Wear Resistance and Morphological Characterization of High-power Laser Clad Coatings on Ti-6Al-4V Alloy

Abstract

Ti-Si binary coatings were cladded on Ti-6Al-4V alloy surface for improvement morphological orientation, microstructure and surface properties. The coatings were developed at 2.1 kW power, laser scanning speed of 1.2, 1.6 and 2.0 m/min, spot diameter of 3 mm and 0.5 overlap ratio. An optical microscope was used to magnify and analyse the microstructural arrangement and a microhardness indenter used to measure microhardness at 100gf for 10 seconds. The indent spacing was maintained at 100 µm between adjacent indents.

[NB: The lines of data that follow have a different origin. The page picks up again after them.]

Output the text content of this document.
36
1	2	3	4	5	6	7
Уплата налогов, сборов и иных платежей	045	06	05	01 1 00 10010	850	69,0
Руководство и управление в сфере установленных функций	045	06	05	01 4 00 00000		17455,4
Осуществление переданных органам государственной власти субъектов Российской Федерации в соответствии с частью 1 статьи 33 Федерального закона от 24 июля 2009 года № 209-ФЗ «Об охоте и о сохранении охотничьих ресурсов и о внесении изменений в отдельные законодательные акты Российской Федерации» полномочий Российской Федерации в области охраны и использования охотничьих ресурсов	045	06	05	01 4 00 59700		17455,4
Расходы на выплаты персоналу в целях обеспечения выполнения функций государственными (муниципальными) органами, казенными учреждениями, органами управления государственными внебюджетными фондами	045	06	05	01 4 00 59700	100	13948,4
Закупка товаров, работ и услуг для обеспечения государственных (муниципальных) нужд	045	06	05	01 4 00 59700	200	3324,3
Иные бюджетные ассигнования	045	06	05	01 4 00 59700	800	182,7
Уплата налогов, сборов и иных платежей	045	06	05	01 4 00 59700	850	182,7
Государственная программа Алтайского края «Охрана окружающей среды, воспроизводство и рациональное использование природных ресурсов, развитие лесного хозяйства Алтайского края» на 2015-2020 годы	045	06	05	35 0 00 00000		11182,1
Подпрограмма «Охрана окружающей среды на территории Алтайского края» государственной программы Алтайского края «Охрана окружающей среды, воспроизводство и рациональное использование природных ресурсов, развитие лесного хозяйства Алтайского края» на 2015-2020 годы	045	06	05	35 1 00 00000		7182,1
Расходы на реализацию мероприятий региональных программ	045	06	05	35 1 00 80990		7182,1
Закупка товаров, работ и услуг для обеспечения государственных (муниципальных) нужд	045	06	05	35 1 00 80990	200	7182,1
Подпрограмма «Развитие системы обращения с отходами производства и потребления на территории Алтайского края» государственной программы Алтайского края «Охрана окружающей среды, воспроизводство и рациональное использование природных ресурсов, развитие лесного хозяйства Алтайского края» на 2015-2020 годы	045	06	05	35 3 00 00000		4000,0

The phase content of the coatings was analyzed with XRD technique. The coating wear resistance was tested at 10N force loading for 7 minutes using a TRB tribometer and characterized using SEM. Clad coatings were observed to exhibit refinement in microstructure with an increase in laser scanning speed where transformation occurred from equiaxed grains with localized smaller grains to refined grain structure. The highest degree of refinement was observed at 2.0 m/min scanning speed. It was also found that the microhardness property was improved by 2.44, 2.60 and 2.64 times the microhardness of Ti-6Al-4Vat 342.3 HV0.1. It is understood that high microhardness values favor improved wear resistance behavior. XRD analysis on the coatings revealed presence of Ti5Si3, Ti, Si and TiSi2 phases where Ti and Si are in matrix capacity and Ti5Si3 and TiSi2 present as intermetallic phases. The reported improvement in microhardness was attributed to the presence of Ti5Si3 and TiSi2. The action of the laser scanning speed was found to influence the clad height where an increase in laser scanning speed resulted in a decrease in clad height in the order 685.9, 491.4 and 291.5 µm for 1.2 m/min, 1.6 m/min and 2.0 m/min respectively. Wear test indicated that the coatings displayed an improved wear resistance by evidence of little material removal exhibited, compared to the substrate material which was dilapidated by severe adhesive wear and further aggravated by plastic deformation.